Transcriptome sequencing has facilitated the reconstruction of the catalogs of genes in particular species, leading to the identification of genes responsible for specific conditions and helping to track evolutionary events such as WGD, adaptation, and speciation. However, the drawback of RNA sequencing is that the transcripts obtained under-represent the genes in the genome. In addition, the locations of these genes on chromosomes are not identified by this technique. Therefore, even though the present results provide a general overview of WGD, polyploidy, speciation, and adaptation in the Chrysanthemum genus, the molecular evolution of the species investigated must be confirmed at the genomic level. First, WGD or WGT could be detected based on the collinear arrangement of genes in the genome, which could exclude the recurrent birth and death of genes from analysis.
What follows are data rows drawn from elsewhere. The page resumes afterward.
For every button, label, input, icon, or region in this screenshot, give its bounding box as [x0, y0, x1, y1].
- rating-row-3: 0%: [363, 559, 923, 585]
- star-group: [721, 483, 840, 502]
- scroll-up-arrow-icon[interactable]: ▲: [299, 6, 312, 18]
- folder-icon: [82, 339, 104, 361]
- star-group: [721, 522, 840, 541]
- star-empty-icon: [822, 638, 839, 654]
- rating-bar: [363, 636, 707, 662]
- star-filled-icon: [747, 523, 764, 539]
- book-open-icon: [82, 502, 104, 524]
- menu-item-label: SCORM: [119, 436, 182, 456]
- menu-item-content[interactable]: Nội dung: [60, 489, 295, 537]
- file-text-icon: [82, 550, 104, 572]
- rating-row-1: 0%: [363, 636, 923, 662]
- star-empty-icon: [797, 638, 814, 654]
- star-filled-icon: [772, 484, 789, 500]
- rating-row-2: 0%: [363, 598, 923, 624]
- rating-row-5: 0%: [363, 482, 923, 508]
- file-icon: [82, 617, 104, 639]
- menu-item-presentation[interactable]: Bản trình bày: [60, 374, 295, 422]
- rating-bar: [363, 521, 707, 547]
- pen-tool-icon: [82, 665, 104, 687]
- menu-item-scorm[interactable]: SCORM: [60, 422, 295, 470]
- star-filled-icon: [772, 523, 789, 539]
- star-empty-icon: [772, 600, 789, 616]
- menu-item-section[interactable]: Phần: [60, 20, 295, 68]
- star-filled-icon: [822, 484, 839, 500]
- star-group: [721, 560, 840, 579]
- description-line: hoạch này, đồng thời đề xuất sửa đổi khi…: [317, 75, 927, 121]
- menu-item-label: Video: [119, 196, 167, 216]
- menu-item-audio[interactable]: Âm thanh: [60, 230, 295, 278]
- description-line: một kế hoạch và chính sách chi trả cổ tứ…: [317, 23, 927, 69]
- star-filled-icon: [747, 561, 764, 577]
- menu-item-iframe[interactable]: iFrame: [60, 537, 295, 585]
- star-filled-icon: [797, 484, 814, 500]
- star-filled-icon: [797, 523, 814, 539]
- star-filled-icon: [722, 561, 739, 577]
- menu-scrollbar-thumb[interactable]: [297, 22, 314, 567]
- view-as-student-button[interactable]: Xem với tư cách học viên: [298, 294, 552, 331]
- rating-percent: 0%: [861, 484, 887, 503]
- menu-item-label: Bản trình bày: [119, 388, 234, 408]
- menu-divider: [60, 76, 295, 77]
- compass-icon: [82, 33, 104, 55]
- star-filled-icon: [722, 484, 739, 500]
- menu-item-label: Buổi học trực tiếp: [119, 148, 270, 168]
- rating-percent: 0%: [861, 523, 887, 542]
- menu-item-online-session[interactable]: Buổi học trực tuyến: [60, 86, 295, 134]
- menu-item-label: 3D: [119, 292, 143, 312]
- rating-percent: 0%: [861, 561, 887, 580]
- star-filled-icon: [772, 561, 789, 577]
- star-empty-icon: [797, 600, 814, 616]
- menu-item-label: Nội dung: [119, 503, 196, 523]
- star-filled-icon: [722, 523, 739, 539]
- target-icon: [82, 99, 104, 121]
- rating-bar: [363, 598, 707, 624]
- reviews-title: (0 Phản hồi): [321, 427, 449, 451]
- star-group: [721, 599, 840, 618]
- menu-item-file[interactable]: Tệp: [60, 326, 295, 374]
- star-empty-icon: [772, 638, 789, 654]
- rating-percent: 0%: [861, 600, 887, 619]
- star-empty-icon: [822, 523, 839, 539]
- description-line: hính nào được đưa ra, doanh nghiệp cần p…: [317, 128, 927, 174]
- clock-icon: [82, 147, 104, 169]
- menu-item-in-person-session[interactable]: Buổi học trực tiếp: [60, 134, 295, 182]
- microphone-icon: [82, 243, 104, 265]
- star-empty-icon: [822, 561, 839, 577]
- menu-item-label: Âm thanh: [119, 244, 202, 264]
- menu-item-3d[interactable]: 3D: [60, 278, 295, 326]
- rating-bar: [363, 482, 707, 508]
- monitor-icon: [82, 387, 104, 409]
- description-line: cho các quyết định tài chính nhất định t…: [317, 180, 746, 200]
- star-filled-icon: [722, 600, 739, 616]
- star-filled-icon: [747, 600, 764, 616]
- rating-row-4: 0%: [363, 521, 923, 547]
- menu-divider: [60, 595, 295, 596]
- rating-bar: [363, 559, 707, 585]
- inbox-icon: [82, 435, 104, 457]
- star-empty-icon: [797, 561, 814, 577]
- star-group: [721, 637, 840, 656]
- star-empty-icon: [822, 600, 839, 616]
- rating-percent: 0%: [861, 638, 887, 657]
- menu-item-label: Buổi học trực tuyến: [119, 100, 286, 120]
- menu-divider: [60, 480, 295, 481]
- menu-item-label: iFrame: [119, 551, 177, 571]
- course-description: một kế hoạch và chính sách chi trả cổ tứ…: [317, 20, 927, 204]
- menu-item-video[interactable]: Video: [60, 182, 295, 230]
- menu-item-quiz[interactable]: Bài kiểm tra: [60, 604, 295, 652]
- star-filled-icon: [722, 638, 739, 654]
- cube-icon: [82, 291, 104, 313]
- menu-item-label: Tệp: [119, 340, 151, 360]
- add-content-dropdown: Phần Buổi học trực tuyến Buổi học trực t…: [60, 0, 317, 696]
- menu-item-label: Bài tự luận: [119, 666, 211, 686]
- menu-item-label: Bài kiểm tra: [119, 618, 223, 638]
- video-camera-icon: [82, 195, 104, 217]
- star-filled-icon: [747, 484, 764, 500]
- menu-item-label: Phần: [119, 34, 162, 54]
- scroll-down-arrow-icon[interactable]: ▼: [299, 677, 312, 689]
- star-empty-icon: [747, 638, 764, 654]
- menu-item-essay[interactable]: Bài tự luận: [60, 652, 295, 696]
Therefore, a Ks peak indicating a very recent WGD and subsequent diploidization in C. boreale could be obtained without interference from random gene duplication. Second, we expect that more genes involved in the adaptation and speciation could be identified at the genome-wide scale. Indeed, lists of genes annotated as having an unknown function include many genes that experienced rapid evolution for a long period of time and whose identities were consequently obscured; these genes might be excluded from analyses based on the transcriptome (Kane et al. 2011). Similarly, in the current study, as many as 39 positively selected genes (36.4%) were classified as encoding hypothetical, uncharacterized, or unknown proteins or were not functionally annotated. C. boreale is currently being subjected to whole-genome sequencing, which is expected to provide a fundamental resource that can be used to accurately reveal the molecular and genomic evolution of the Chrysanthemum genus.

Conclusions

Speciation in Chrysanthemum is associated with hybridization, polyploidization, and adaptation. To reconstruct these evolutionary events and to deduce their time of occurrence, we characterized the transcriptomes of a cultivated Chrysanthemum species, C. morifolium, and its wild relative, C. boreale. These analyses not only confirmed the ancient WGD event shared among members of the Asteraceae family, but they also provided evidence for a recent WGD or WGT event specific to Chrysanthemum. A comparison of the transcriptomes of these species revealed genes that likely experienced positive selection during the processes of domestication and adaptation, which would be responsible for the divergence of the two species. Among the various conditions, biotic stresses likely play important roles in selection and adaption. These transcriptome-based molecular evolutionary analyses of genomes and genes will be addressed using whole-genome sequences in the future.